Here are some ways that I do this….

    • Pedometer – Each day / week, I try to hit a best. Either beat the day before. The previous week. Can I hit my highest for the week today? It’s a small way to challenge myself. What if I park further away at work? How far from the church can I park before Gretchen comments? FYI, it turns out to be pretty far!
    • There’s an App for that!- Any of you that know me, know that I’m a technology buff. I love playing with new toys, gadgets, games, etc. So it’s in my nature to turn my journey into a game with my apps….trying this app….reviewing that app….looking for one that has all the features that I want. There are many that meet the basic needs, but I’m all about ease and speed of use.  I’ll write up some app reviews for those interested.
    • Find a Friend – If you don’t have someone already (I have Gretchen) that will push you to do your best, you need to find one. Someone to challenge you. Someone to set a target and see if you can beat it. Often Gretchen and I compare our daily step or burn rates and I know both of us often think, “HA! Beat you today!” It helps give me a target by keeping it a little competitive.

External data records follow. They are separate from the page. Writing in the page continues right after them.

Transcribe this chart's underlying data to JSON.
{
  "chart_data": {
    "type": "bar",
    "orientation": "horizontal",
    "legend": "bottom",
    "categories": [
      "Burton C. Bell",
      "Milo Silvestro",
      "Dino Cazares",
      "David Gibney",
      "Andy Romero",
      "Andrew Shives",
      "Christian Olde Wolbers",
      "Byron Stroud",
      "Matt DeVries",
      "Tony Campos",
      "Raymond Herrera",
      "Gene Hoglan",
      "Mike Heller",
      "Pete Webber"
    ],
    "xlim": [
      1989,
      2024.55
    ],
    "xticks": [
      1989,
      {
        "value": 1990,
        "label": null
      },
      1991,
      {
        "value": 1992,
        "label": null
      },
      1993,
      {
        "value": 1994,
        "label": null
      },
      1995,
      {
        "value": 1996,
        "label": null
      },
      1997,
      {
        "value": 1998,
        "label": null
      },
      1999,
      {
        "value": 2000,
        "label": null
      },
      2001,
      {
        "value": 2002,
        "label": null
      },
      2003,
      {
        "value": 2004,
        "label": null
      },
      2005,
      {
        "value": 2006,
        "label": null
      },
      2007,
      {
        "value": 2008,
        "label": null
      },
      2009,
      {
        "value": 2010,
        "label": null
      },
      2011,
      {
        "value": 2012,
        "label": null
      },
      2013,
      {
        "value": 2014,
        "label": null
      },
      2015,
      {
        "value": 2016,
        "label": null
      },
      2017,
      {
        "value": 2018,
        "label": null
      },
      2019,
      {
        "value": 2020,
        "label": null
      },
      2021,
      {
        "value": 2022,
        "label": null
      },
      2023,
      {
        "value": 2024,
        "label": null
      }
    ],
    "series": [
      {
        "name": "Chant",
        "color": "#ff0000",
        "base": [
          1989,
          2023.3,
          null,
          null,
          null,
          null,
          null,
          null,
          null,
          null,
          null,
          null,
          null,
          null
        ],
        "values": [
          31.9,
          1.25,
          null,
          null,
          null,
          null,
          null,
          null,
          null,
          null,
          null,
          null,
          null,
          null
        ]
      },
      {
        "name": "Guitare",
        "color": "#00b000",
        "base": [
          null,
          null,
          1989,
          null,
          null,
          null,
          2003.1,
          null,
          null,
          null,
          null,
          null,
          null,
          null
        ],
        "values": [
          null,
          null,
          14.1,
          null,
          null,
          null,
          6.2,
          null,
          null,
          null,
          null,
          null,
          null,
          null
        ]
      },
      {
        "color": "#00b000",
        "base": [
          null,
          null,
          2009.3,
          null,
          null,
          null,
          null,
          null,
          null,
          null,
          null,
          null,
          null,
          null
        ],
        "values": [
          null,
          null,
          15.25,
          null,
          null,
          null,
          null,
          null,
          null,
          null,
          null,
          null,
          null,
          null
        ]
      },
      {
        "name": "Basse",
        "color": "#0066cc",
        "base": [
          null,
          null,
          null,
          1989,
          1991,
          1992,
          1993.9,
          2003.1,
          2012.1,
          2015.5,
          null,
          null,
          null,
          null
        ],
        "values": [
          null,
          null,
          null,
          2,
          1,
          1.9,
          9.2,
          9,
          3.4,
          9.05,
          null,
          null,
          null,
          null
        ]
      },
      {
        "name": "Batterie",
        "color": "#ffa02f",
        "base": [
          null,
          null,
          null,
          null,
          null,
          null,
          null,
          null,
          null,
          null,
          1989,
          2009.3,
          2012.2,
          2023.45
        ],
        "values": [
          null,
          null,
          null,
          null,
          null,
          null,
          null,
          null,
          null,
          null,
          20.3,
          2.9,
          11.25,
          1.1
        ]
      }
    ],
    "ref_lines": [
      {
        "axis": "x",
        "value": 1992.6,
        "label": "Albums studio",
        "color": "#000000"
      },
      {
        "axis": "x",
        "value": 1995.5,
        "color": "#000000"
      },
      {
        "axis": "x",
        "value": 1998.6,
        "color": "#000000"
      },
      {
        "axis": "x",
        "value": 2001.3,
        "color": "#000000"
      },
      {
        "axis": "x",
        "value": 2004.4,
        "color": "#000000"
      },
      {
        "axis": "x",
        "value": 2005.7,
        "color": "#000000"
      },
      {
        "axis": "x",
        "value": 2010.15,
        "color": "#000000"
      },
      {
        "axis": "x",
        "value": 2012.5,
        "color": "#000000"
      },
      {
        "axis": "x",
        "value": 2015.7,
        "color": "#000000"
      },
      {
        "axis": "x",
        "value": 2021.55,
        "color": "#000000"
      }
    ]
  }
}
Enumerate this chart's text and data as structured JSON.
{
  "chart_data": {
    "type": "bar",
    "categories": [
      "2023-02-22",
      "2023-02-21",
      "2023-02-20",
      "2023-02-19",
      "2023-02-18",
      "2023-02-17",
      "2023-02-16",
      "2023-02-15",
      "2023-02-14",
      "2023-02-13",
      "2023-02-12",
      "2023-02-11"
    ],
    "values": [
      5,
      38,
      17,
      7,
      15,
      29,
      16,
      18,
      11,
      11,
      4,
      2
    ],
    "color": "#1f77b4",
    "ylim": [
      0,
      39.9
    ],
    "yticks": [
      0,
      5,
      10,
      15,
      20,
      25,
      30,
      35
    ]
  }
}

No matter the way you find to keep challenging yourself, part of the challenge has to involve setting short, obtainable goals.  Hitting a goal for the day will help keep you motivated and inspired to keep going on the journey.  If all you focus on is losing 150 pounds in the next year and a half, it will be a long and boring journey, which you will likely not finish.

Make it fun.  Make it a game.  Challenge yourself.

2 thoughts on “Make it a game…

  1. I’m sorry I’ve gotten behind on your blog/journey. Well, I’m back & just caught up on all entries. Sorry I missed supporting you during those bad wks. But you do have the right attitude. There will always be wks like that…but they will be few & far between. You just duck & run & weather the storm.
    -Take care of yourself by not adding (guilt) to the external stress.
    -Allow yourself to live in the moment & deal with what you must.
    -Know that you will rebound very soon.
    -Trust yourself & your instincts (which sound like they are developing nicely!) to get you back on track.

    One suggestion on the undereating calories: I am a firm believer of the survival mode theory—that you must feed the body you have. I get it that you don’t want to start a bad habit of eating when not hungry. At WW, my go-to food for extra points at the end of a day was a glass of skim milk (protein + calcium), maybe w/Sugarfree Quik for a treat—suggested for an older female, but you’d have to know what would help you.